Ted and Martin Truffer ski across Scar Inlet.

But February 16 was to be a roller-coaster day. As we skied back to camp, looking forward to a return to Rothera, we noticed something odd about the AMIGOS tower in the distance. There was a large black lump clinging to the side of it. Skiing closer, we could see that Terry was near the top of the tower. Something was wrong.

As we got to camp, we learned that the camera on the AMIGOS had failed sometime after we hauled the tower upright. Fixing it would require hours, and even that was not certain; and the planes would arrive within 45 minutes, and they could not wait.

Wow. To have all this to look at, and all the events that might indicate an impending breakup, and no eyes on the AMIGOS. Ronald informed us that there was no way he could fix it out here, and so dejectedly, we removed the camera from the system.

The planes arrived. The distraction of the broken camera, and our long ski back from the radar traverse meant that we were completely unprepared for them. Camp was still scattered and unpacked. But the pilots pitched in, (I want to say: outstanding pilots, Richie Cameron and Dave Edenborough, both in flying and in supporting the science work), and began to help us pack the two aircraft.

That is when the second stunning event happened. We had been at the camp for three days, stomping around everywhere, and had skied for kilometers, finding just one narrow crack. But as one of the pilots dragged some heavy cases across the snow, we heard a shout – and turned to see him waist deep in a 2-foot-wide crevasse. The chasm was nearly black at the bottom, at least 20 feet; it was a “dead” crevasse, formed upstream, and the sides were coated with icicles and frozen rivulets of water from previous summers. The pilot was shaken, unhurt, but the shock of it drew us down even further. Martin probed a safer route, and the mountaineers and I did the rest of the packing, on skis for safety.
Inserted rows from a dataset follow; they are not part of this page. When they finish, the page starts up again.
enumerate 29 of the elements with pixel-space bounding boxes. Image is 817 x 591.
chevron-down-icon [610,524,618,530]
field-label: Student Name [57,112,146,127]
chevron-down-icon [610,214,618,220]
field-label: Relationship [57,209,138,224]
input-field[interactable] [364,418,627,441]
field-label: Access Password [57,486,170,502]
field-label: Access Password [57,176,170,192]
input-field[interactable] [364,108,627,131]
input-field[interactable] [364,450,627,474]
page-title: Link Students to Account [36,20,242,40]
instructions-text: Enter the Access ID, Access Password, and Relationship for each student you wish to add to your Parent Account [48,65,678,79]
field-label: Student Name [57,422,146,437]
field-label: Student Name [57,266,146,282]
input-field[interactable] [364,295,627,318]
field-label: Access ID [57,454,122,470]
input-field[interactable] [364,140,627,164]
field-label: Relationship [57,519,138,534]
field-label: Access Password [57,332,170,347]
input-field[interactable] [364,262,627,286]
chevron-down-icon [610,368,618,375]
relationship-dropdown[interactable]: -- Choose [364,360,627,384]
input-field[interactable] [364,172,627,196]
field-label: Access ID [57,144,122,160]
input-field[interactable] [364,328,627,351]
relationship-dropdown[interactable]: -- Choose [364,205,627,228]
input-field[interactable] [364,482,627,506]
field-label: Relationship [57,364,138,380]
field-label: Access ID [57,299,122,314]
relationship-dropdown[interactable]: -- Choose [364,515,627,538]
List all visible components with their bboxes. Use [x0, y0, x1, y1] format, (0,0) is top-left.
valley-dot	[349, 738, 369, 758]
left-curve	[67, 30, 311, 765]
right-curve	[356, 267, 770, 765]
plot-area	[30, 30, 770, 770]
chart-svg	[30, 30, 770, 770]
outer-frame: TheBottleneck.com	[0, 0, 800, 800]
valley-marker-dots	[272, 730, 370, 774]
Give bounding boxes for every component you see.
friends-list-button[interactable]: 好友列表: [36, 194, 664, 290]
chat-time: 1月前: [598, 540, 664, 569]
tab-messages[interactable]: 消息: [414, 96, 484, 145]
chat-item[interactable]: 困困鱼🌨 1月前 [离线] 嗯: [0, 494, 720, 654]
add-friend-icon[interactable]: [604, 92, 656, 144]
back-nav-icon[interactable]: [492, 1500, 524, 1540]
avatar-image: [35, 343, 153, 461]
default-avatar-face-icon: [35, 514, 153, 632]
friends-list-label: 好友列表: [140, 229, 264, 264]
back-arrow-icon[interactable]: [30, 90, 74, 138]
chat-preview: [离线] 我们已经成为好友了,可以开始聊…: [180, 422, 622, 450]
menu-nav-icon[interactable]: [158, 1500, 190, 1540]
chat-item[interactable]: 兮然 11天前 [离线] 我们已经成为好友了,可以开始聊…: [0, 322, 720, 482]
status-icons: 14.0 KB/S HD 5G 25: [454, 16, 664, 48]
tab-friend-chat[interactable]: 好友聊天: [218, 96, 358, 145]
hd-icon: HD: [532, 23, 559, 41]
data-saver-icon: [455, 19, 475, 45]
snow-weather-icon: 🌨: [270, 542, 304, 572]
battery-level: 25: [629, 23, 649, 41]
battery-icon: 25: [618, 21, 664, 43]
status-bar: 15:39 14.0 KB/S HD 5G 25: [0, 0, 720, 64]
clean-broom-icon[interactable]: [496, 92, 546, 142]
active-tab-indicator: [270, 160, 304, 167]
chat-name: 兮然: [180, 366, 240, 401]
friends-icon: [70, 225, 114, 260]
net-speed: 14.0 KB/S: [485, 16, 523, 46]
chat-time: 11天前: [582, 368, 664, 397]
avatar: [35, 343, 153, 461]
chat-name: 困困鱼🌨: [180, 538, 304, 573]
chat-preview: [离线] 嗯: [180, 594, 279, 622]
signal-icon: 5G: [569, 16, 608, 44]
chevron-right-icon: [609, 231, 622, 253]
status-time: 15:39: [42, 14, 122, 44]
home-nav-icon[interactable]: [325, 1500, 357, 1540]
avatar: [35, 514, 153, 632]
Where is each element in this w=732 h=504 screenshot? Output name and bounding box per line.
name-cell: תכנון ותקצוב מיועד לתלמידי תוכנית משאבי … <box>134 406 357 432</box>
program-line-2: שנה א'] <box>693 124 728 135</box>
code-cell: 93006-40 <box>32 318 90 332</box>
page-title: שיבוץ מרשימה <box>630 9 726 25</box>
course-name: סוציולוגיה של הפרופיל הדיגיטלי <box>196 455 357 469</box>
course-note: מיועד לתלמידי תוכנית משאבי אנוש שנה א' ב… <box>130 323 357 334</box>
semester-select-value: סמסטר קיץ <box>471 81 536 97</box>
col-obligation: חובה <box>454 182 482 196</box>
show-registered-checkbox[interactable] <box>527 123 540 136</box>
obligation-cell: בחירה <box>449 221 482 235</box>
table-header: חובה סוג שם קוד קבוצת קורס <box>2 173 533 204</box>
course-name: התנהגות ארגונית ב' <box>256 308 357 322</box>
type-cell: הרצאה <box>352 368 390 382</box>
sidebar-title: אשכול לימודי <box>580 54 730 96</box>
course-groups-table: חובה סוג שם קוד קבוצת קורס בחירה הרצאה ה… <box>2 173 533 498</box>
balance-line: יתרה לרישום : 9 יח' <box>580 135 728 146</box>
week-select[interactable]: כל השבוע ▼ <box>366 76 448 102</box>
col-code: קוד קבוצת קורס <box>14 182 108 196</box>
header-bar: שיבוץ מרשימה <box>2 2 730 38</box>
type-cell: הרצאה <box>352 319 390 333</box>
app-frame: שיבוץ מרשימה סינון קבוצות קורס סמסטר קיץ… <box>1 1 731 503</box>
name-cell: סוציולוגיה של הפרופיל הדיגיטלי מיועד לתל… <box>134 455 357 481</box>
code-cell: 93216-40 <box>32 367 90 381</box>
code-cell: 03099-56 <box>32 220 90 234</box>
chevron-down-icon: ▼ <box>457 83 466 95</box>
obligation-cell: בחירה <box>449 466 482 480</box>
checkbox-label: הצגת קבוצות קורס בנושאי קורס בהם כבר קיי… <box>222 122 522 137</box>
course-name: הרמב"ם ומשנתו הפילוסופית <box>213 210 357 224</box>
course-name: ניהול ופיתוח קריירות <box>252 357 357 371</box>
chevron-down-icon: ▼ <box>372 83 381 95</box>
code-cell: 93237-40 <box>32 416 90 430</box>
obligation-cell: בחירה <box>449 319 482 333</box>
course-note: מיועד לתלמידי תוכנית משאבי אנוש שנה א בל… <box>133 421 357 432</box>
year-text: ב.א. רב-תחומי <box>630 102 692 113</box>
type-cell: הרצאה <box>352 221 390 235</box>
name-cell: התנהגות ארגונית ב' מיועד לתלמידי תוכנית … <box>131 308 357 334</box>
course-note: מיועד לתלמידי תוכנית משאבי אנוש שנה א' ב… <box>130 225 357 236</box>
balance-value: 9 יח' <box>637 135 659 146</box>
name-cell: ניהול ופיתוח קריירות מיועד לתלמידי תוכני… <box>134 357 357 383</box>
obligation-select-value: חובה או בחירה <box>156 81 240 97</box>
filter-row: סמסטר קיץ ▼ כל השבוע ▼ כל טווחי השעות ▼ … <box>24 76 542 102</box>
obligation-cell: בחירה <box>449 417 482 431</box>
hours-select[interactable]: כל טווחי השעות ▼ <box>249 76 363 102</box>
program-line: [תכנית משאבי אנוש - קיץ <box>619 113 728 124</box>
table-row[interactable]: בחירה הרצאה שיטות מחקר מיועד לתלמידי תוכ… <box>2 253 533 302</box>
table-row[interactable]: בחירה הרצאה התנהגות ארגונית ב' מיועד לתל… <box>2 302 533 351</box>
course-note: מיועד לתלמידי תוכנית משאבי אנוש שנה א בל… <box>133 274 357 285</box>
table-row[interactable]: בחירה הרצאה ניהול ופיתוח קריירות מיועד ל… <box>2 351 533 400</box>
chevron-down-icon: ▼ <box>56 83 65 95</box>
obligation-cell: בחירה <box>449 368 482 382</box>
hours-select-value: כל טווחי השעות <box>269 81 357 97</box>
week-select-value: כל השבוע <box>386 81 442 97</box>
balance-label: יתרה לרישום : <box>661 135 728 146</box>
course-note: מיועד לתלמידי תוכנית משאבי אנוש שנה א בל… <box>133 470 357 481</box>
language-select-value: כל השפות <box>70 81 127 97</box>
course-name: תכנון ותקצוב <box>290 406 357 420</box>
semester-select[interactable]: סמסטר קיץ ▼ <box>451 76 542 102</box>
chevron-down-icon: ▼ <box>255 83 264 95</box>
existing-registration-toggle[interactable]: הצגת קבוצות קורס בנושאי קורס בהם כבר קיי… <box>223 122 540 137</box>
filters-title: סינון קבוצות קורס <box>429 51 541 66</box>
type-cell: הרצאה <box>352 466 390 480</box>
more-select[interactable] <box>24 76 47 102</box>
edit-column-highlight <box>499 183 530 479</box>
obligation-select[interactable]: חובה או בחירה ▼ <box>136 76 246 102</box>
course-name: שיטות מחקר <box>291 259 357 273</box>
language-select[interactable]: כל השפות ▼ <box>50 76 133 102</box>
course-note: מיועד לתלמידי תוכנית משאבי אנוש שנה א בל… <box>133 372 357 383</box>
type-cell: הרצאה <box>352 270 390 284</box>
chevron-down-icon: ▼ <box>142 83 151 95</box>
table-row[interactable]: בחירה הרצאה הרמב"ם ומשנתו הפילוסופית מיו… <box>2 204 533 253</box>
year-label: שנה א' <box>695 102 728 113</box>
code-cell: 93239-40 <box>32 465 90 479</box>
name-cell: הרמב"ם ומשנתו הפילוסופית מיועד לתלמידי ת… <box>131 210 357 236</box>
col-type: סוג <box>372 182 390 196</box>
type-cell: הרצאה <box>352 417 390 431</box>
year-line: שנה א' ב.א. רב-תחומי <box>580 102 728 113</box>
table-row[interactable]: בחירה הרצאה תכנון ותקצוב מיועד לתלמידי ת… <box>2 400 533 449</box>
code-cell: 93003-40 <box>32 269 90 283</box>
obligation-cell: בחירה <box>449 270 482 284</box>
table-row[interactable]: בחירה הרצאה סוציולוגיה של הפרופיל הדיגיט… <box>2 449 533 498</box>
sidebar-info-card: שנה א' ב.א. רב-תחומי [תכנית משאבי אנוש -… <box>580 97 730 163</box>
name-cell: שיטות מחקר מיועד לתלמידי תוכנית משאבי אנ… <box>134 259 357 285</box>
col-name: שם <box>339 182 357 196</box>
The song that came to mind on takeoff: “Whipping Post” by Eric Clapton. But as we flew, and talked things over, a new resolve came to us. We could fix the camera with a quick helo flight and appropriate precautions. And crevasses comes with the territory of exploring active places on ice, places that are changing as climate changes.  With one more week on the ship, we might, just might, be able to put in another station or two, on some of the most interesting ice terrain on Earth

Erin found some food in her pack, crackers ground nearly into gravel, chocolate, and some cheese. It would have been trash by any ordinary standard, but by this point Terry and I were in full ‘field mode’: this was food, and we were hungry.

Terry and Ted enjoy a much-needed snack.

By the time we landed, the song had switched to “Fanfare for the Common Man.” That is how to fly over the Peninsula landscape.  We are now waiting for a flight from the British base to rejoin our colleagues aboard the Palmer.